Robertson also faces in connection with a retail theft and criminal mischief that occurred shortly before the fatal accident. In all April 19 events, he is charged with:
- Murder, a first-degree felony
- Driving with a measurable controlled substance in the body and causing serious bodily injury or death, a second-degree felony
- Failure to respond to officer’s signal to stop, a third-degree felony
- Failure to stop at a serious injury accident, a third-degree felony
- Criminal mischief, a third-degree felony
- Failure to stop at injury accident, a class A misdemeanor
- Possession or use of a controlled substances, a class A misdemeanor
- Retail theft, a class B misdemeanor
- Driving on a suspended or revoked operator’s license, a class C misdemeanor
- No insurance, a class C misdemeanor
- Failed to operate vehicle on the right side of a one-way street, an infraction
Prior to driving the wrong way on I-215, Robertson had stolen a pack of cigarettes
from a Sinclair at 2995 E. Fort Union Boulevard, his new probable cause statement says.
Contacted by officers, the clerk stated Robertson swiped his card, but did not enter the pin before taking the cigarettes and walking back to his truck. The clerk went out and told Robertson he had not paid, and Robertson “fled the parking lot at a high rate of speed,” the statement says. Officers viewed surveillance video and confirmed the suspect was Robertson, the statement says.
Robertson was next seen at the Unified Police Department Canyon substation, at 7480 S. 3700 East, the statement says.
Officer E. Twohill, “heard a loud booming noise and tires screeching. He ran outside and saw a Chevy truck leaving northbound on 2700 East at a high rate of speed. Officer Twohill got into his patrol car, turned on his emergency equipment, and followed the Chevy through several streets,” Robertson’s probable cause statement says.
“The Chevy did not pull over, but instead went onto the 6200 South off ramp for I-215 in the direction of oncoming traffic. Officer Twohill followed the Chevy onto the off ramp to warn the public, to try to prevent a serious crash, and pulled over when the cars on I-215 saw his patrol car.”
After the collision, Robertson was taken into custody and drive to Intermountain Health Care to be checked out by medical personnel.
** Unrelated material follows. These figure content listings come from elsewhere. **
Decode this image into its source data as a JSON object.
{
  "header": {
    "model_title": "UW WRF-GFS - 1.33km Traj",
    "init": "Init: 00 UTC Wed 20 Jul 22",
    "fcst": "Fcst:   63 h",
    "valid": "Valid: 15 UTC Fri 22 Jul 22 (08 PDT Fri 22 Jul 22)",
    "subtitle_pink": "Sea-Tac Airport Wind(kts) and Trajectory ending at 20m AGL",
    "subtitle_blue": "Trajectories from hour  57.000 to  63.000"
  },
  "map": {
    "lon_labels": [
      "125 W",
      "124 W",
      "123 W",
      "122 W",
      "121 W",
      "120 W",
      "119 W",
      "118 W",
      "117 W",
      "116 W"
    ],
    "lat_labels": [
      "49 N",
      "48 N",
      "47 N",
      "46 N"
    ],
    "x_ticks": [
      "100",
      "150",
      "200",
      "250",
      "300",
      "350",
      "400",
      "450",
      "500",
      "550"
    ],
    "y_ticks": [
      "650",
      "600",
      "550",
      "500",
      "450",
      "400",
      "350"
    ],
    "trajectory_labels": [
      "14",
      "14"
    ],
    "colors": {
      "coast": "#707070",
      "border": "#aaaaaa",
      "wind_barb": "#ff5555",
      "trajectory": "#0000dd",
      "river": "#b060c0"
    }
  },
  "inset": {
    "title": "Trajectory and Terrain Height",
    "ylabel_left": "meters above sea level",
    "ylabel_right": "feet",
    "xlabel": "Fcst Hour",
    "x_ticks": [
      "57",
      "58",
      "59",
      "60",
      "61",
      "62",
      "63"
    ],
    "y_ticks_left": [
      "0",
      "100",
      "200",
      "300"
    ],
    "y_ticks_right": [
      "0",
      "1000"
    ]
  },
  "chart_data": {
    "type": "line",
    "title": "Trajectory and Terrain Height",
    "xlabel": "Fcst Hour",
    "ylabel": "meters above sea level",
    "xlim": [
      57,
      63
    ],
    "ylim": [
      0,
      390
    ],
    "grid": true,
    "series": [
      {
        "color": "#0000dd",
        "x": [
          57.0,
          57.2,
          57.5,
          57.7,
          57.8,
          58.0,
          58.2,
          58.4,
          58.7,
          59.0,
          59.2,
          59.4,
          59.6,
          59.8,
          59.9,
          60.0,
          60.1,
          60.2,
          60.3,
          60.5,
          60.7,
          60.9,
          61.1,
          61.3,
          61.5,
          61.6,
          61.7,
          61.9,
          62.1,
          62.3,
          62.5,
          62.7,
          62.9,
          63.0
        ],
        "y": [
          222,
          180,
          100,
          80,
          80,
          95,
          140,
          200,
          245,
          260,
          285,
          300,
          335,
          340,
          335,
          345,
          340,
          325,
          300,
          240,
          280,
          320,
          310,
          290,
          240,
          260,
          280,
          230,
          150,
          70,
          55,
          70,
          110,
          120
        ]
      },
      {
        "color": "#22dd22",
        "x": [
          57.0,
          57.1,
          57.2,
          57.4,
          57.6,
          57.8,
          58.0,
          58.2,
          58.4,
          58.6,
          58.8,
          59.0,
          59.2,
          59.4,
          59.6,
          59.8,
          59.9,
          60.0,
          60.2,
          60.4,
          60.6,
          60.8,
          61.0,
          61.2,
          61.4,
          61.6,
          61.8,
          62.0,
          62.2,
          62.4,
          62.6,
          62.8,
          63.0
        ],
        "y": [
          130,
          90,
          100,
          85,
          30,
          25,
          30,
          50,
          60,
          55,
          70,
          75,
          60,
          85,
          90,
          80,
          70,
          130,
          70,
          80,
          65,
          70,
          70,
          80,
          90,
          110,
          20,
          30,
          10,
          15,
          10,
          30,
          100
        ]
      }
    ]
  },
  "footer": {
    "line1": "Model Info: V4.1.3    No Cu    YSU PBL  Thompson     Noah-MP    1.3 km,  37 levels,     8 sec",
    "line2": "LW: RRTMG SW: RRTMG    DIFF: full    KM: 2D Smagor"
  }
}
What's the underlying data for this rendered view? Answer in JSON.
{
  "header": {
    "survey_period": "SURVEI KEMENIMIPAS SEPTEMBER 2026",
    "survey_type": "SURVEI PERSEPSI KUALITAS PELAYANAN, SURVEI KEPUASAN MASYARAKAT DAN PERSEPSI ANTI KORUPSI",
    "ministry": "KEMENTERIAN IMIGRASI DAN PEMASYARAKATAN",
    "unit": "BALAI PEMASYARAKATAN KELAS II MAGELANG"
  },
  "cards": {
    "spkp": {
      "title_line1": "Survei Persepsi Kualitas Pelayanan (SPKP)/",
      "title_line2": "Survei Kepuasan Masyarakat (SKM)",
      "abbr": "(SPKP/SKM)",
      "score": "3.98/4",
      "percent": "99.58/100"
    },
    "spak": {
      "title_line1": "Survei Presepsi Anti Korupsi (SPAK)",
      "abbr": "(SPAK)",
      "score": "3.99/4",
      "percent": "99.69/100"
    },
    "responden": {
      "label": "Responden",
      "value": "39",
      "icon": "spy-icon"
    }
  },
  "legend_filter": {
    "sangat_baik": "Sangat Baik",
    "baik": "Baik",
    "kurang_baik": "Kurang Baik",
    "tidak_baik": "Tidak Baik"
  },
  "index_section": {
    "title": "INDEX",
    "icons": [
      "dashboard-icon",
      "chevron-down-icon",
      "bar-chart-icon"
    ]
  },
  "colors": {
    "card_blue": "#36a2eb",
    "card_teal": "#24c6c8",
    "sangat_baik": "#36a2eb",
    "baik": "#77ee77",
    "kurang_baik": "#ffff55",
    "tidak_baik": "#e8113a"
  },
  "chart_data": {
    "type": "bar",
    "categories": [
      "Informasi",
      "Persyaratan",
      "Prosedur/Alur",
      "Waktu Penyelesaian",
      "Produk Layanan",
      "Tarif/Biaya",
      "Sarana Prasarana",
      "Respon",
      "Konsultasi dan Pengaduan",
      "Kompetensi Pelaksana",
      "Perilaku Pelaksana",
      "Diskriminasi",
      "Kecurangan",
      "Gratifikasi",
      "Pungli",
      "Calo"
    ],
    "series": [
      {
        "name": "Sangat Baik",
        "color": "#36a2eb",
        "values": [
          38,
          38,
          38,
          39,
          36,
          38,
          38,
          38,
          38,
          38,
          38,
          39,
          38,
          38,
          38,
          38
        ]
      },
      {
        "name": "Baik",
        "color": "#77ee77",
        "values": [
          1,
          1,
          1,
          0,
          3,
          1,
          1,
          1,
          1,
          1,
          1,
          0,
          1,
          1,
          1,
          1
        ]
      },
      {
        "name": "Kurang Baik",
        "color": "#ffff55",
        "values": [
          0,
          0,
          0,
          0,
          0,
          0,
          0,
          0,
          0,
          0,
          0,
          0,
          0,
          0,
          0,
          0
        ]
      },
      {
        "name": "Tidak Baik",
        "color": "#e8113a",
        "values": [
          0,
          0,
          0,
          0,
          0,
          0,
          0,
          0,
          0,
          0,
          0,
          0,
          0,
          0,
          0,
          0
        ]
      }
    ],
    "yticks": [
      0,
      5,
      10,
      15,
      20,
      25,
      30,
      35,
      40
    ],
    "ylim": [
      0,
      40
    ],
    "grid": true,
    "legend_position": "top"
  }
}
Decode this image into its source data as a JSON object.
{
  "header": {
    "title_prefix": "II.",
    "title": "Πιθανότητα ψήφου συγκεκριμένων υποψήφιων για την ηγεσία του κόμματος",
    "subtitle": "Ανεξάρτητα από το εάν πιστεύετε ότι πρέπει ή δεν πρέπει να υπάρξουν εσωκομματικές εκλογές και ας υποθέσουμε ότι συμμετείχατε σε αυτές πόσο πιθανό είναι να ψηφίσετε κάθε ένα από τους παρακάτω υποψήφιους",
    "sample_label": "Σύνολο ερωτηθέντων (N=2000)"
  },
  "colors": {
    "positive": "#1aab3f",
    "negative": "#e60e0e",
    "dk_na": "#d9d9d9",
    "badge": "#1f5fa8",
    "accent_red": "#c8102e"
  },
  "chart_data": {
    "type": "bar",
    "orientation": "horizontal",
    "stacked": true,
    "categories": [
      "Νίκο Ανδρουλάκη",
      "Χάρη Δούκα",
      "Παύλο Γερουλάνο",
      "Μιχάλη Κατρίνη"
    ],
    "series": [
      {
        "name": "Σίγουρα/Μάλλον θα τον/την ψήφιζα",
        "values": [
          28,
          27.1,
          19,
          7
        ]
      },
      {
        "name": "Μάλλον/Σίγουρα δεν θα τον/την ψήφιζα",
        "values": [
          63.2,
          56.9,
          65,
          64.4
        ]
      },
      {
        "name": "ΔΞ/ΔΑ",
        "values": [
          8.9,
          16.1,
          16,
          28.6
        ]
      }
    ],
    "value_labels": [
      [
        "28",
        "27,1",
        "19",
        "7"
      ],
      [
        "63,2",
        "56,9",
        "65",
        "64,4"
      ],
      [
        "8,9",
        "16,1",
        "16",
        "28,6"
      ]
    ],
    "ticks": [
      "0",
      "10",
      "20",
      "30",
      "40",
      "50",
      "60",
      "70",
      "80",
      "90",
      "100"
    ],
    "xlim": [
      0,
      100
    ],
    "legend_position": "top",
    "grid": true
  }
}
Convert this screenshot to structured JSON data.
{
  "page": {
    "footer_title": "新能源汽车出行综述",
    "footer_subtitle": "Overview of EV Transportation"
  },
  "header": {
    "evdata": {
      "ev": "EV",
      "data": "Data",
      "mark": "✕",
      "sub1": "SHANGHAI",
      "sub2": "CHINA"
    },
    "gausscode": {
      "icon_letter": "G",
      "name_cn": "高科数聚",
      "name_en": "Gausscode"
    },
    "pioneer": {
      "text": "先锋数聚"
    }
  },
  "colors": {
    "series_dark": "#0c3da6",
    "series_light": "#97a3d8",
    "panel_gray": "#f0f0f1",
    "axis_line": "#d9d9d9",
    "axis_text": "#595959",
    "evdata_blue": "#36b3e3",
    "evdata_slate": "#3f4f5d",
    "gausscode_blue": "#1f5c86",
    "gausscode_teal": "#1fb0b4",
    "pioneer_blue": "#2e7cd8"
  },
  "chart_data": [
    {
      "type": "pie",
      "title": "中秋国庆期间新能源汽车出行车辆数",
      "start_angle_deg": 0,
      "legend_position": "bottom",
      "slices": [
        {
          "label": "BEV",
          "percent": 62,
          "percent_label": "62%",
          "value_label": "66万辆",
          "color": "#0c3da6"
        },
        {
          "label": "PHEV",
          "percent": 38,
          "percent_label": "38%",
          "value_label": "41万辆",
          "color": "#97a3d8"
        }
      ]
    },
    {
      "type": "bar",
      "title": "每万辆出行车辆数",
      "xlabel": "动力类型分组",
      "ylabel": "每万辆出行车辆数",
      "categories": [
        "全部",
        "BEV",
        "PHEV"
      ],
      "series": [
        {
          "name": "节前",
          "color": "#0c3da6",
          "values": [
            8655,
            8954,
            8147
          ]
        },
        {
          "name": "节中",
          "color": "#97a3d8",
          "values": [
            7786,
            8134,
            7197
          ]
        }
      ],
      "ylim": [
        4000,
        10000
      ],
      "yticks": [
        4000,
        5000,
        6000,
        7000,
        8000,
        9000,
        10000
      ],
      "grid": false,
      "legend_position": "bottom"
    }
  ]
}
Trooper Jensen asked Robertson if he was drunk or impaired on any drugs, the statement says.
“Robertson stated that he was high and that he had consumed drugs 30 minutes prior to the crash. Robertson said that he had dope in his small pocket. Trooper Jensen removed a small Ziploc baggy containing field-tested positive methamphetamine.”
Post Miranda, Jensen asked Robertson if he realized he was driving the wrong way, the statement says.
“Robertson stated, ‘Yes, I did it on purpose because I wanted to end my life.’ Robertson said that he was traveling at 60 mph at the time of the accident. He said that he had smoked meth 10 minutes prior to running into the front end of the patrol vehicle. Robertson said that he had done it on purpose and that he wanted to start something due to being mad at his life.”
Robertson reportedly told the officer “that he was looking for an off ramp after driving wrong way. This led him to the collector ramp where the collision occurred. Robertson said this happened not because he was high, but because he had done it on purpose.”
A blood test administered after a warrant was granted showed that Robertson’s blood tested positive for methamphetamine, THC, and amphetamines.”
Trooper Jensen determined that Robertson began driving the wrong way when he
entered the 6200 South off ramp for I-215, and drove about six miles in the wrong direction before he collided head-on with the Ford Taurus.
“The crash scene provided no evidence that Robertson attempted to avoid the collision,” the statement says.
In addition, Robertson has two other active cases in the court system, from 2019 and earlier in 2021, the officer noted. Both are for alleged aggravated assault of older family members.
Robertson is being held without bail.